While I think I did okay, it ain't pretty in a lot of places. If it had
happened in the second or third seasons, I could probably have handled it with
a bit more finesse, but at that point we were all on the edge of exhaustion.
(Indicative of that: each season of a show, actors are brought in to a doctor,
checked out, and insured for the season, so if something happens to them, the
company is insured against delays.
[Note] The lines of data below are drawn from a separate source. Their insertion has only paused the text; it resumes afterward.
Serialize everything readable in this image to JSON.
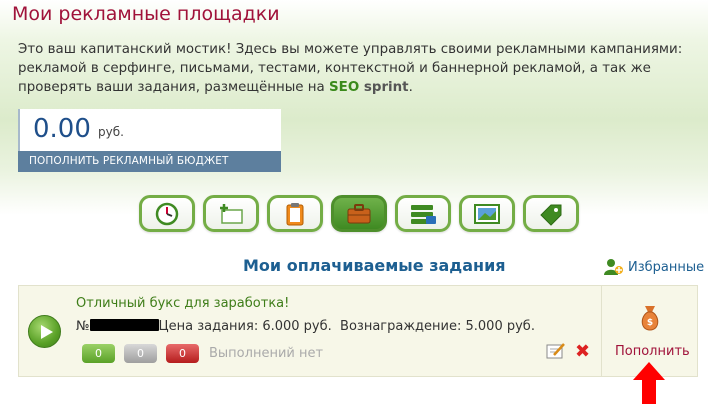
{
  "page": {
    "title": "Мои рекламные площадки",
    "intro_text": "Это ваш капитанский мостик! Здесь вы можете управлять своими рекламными кампаниями: рекламой в серфинге, письмами, тестами, контекстной и баннерной рекламой, а так же проверять ваши задания, размещённые на ",
    "brand_seo": "SEO",
    "brand_sprint": "sprint",
    "intro_end": "."
  },
  "balance": {
    "amount": "0.00",
    "currency": "руб.",
    "topup_label": "ПОПОЛНИТЬ РЕКЛАМНЫЙ БЮДЖЕТ"
  },
  "toolbar": {
    "icons": [
      "clock-icon",
      "add-icon",
      "clipboard-icon",
      "briefcase-icon",
      "list-icon",
      "banner-icon",
      "tag-icon"
    ],
    "active_index": 3
  },
  "tasks_section": {
    "title": "Мои оплачиваемые задания",
    "favorites_label": "Избранные"
  },
  "task": {
    "title": "Отличный букс для заработка!",
    "number_prefix": "№",
    "price_text": "Цена задания: 6.000 руб.",
    "reward_text": "Вознаграждение: 5.000 руб.",
    "counter_green": "0",
    "counter_gray": "0",
    "counter_red": "0",
    "status_text": "Выполнений нет",
    "topup_label": "Пополнить"
  },
  "colors": {
    "accent_green": "#5aa127",
    "title_red": "#a0123a",
    "heading_blue": "#1d5f91",
    "arrow_red": "#ff0000"
  }
}
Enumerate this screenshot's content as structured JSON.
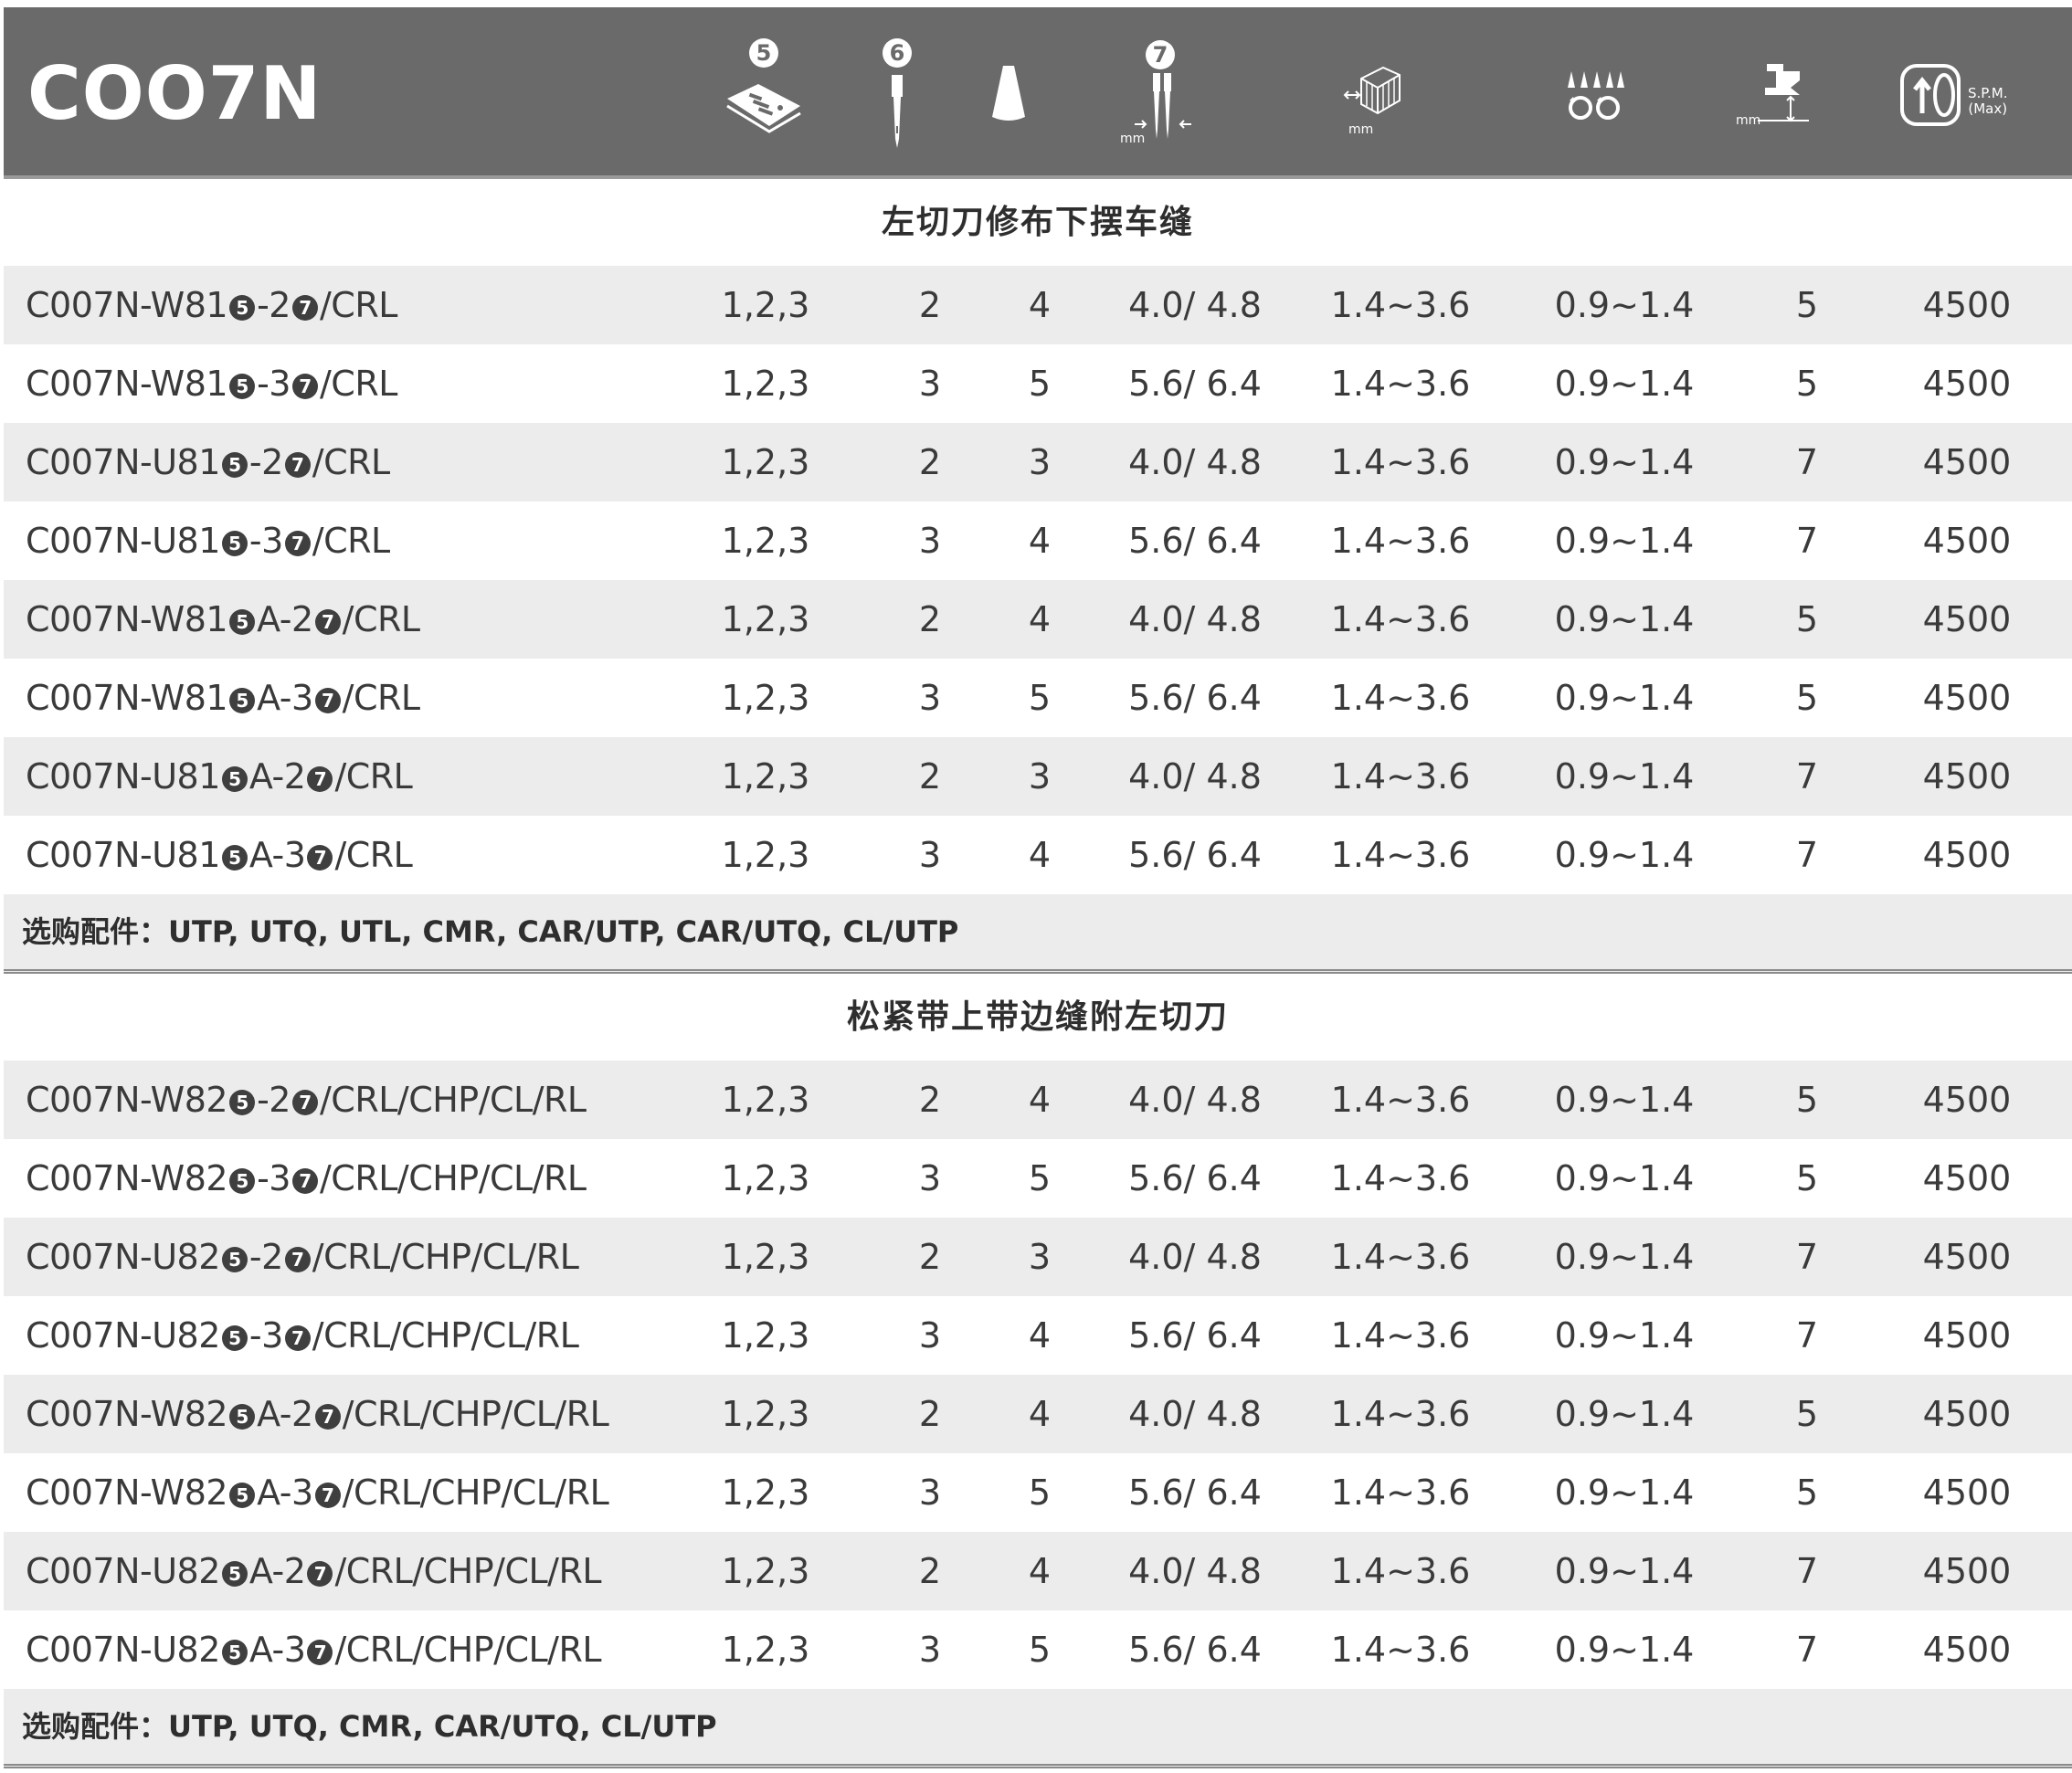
{
  "header": {
    "model": "COO7N",
    "columns": [
      {
        "icon": "needle-plate-icon",
        "badge": "5"
      },
      {
        "icon": "needle-icon",
        "badge": "6"
      },
      {
        "icon": "thread-cone-icon",
        "badge": ""
      },
      {
        "icon": "needle-gauge-icon",
        "badge": "7",
        "unit": "mm"
      },
      {
        "icon": "stitch-length-icon",
        "unit": "mm"
      },
      {
        "icon": "differential-feed-icon"
      },
      {
        "icon": "presser-foot-lift-icon",
        "unit": "mm"
      },
      {
        "icon": "speed-icon",
        "label1": "S.P.M.",
        "label2": "(Max)"
      }
    ]
  },
  "sections": [
    {
      "title": "左切刀修布下摆车缝",
      "rows": [
        {
          "p1": "C007N-W81",
          "p2": "-2",
          "p3": "/CRL",
          "c1": "1,2,3",
          "c2": "2",
          "c3": "4",
          "c4": "4.0/ 4.8",
          "c5": "1.4~3.6",
          "c6": "0.9~1.4",
          "c7": "5",
          "c8": "4500"
        },
        {
          "p1": "C007N-W81",
          "p2": "-3",
          "p3": "/CRL",
          "c1": "1,2,3",
          "c2": "3",
          "c3": "5",
          "c4": "5.6/ 6.4",
          "c5": "1.4~3.6",
          "c6": "0.9~1.4",
          "c7": "5",
          "c8": "4500"
        },
        {
          "p1": "C007N-U81",
          "p2": "-2",
          "p3": "/CRL",
          "c1": "1,2,3",
          "c2": "2",
          "c3": "3",
          "c4": "4.0/ 4.8",
          "c5": "1.4~3.6",
          "c6": "0.9~1.4",
          "c7": "7",
          "c8": "4500"
        },
        {
          "p1": "C007N-U81",
          "p2": "-3",
          "p3": "/CRL",
          "c1": "1,2,3",
          "c2": "3",
          "c3": "4",
          "c4": "5.6/ 6.4",
          "c5": "1.4~3.6",
          "c6": "0.9~1.4",
          "c7": "7",
          "c8": "4500"
        },
        {
          "p1": "C007N-W81",
          "p2": "A-2",
          "p3": "/CRL",
          "c1": "1,2,3",
          "c2": "2",
          "c3": "4",
          "c4": "4.0/ 4.8",
          "c5": "1.4~3.6",
          "c6": "0.9~1.4",
          "c7": "5",
          "c8": "4500"
        },
        {
          "p1": "C007N-W81",
          "p2": "A-3",
          "p3": "/CRL",
          "c1": "1,2,3",
          "c2": "3",
          "c3": "5",
          "c4": "5.6/ 6.4",
          "c5": "1.4~3.6",
          "c6": "0.9~1.4",
          "c7": "5",
          "c8": "4500"
        },
        {
          "p1": "C007N-U81",
          "p2": "A-2",
          "p3": "/CRL",
          "c1": "1,2,3",
          "c2": "2",
          "c3": "3",
          "c4": "4.0/ 4.8",
          "c5": "1.4~3.6",
          "c6": "0.9~1.4",
          "c7": "7",
          "c8": "4500"
        },
        {
          "p1": "C007N-U81",
          "p2": "A-3",
          "p3": "/CRL",
          "c1": "1,2,3",
          "c2": "3",
          "c3": "4",
          "c4": "5.6/ 6.4",
          "c5": "1.4~3.6",
          "c6": "0.9~1.4",
          "c7": "7",
          "c8": "4500"
        }
      ],
      "options": "选购配件：UTP, UTQ, UTL, CMR, CAR/UTP, CAR/UTQ, CL/UTP"
    },
    {
      "title": "松紧带上带边缝附左切刀",
      "rows": [
        {
          "p1": "C007N-W82",
          "p2": "-2",
          "p3": "/CRL/CHP/CL/RL",
          "c1": "1,2,3",
          "c2": "2",
          "c3": "4",
          "c4": "4.0/ 4.8",
          "c5": "1.4~3.6",
          "c6": "0.9~1.4",
          "c7": "5",
          "c8": "4500"
        },
        {
          "p1": "C007N-W82",
          "p2": "-3",
          "p3": "/CRL/CHP/CL/RL",
          "c1": "1,2,3",
          "c2": "3",
          "c3": "5",
          "c4": "5.6/ 6.4",
          "c5": "1.4~3.6",
          "c6": "0.9~1.4",
          "c7": "5",
          "c8": "4500"
        },
        {
          "p1": "C007N-U82",
          "p2": "-2",
          "p3": "/CRL/CHP/CL/RL",
          "c1": "1,2,3",
          "c2": "2",
          "c3": "3",
          "c4": "4.0/ 4.8",
          "c5": "1.4~3.6",
          "c6": "0.9~1.4",
          "c7": "7",
          "c8": "4500"
        },
        {
          "p1": "C007N-U82",
          "p2": "-3",
          "p3": "/CRL/CHP/CL/RL",
          "c1": "1,2,3",
          "c2": "3",
          "c3": "4",
          "c4": "5.6/ 6.4",
          "c5": "1.4~3.6",
          "c6": "0.9~1.4",
          "c7": "7",
          "c8": "4500"
        },
        {
          "p1": "C007N-W82",
          "p2": "A-2",
          "p3": "/CRL/CHP/CL/RL",
          "c1": "1,2,3",
          "c2": "2",
          "c3": "4",
          "c4": "4.0/ 4.8",
          "c5": "1.4~3.6",
          "c6": "0.9~1.4",
          "c7": "5",
          "c8": "4500"
        },
        {
          "p1": "C007N-W82",
          "p2": "A-3",
          "p3": "/CRL/CHP/CL/RL",
          "c1": "1,2,3",
          "c2": "3",
          "c3": "5",
          "c4": "5.6/ 6.4",
          "c5": "1.4~3.6",
          "c6": "0.9~1.4",
          "c7": "5",
          "c8": "4500"
        },
        {
          "p1": "C007N-U82",
          "p2": "A-2",
          "p3": "/CRL/CHP/CL/RL",
          "c1": "1,2,3",
          "c2": "2",
          "c3": "4",
          "c4": "4.0/ 4.8",
          "c5": "1.4~3.6",
          "c6": "0.9~1.4",
          "c7": "7",
          "c8": "4500"
        },
        {
          "p1": "C007N-U82",
          "p2": "A-3",
          "p3": "/CRL/CHP/CL/RL",
          "c1": "1,2,3",
          "c2": "3",
          "c3": "5",
          "c4": "5.6/ 6.4",
          "c5": "1.4~3.6",
          "c6": "0.9~1.4",
          "c7": "7",
          "c8": "4500"
        }
      ],
      "options": "选购配件：UTP, UTQ, CMR, CAR/UTQ, CL/UTP"
    }
  ],
  "placeholder_badges": {
    "b5": "5",
    "b7": "7"
  },
  "colors": {
    "header_bg": "#6a6a6a",
    "row_alt": "#ececec",
    "text": "#3a3a3a"
  }
}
For the first time I know of, the writer
producer (viz: me) was given that treatment -- this was a mandate to me,
because others had noticed what the show was taking out of me -- so if I upped
and died of a cardiac infarction in the middle of things, or collapsed of
exhaustion, the company would be covered.

>Also on the otherside of the coin, where did you feel you exceeded yourself,
>went beyond what you *thought* was your limits at the time. Where did you set
>a
>new benchmark for yourself thinking "Wow! That works! I never thought I could
>pull *that* off"

When it played even better than I'd expected it would. On a script, you see
the scene and you think, "Well, I think it'll work," but you never really
*know*, and like everybody else in the business, I've been fooled...something
that looks like gold on the page turns into a dog when it hits the stage or the
editing room, and something you thought wouldn't work ends up being massively
cool.

Severed Dreams, the scenes where Sheridan makes his decision on hearing that
troops are coming in...and Delenn's timely arrivel...I knew they'd be good, but
I had no idea the real effect they'd have until I saw 'em in the editing room.
Same with the Sheridan takedown in Face of the Enemy.

Probaby the biggest example, though, is Sleeping in Light. I knew that the
last scene(s) would be effective from the script and the edit...but when we
laid in Chris Franke's score, even before we had the EFX done, I began to
realize that this was going to be a *crusher*. We didn't have the final EFX in
until late 5th season -- I didn't want to finish it and give anybody a chance
to accidentally run it early -- and when they were dropped in...it ruined me
when I watched it straight through for the first time.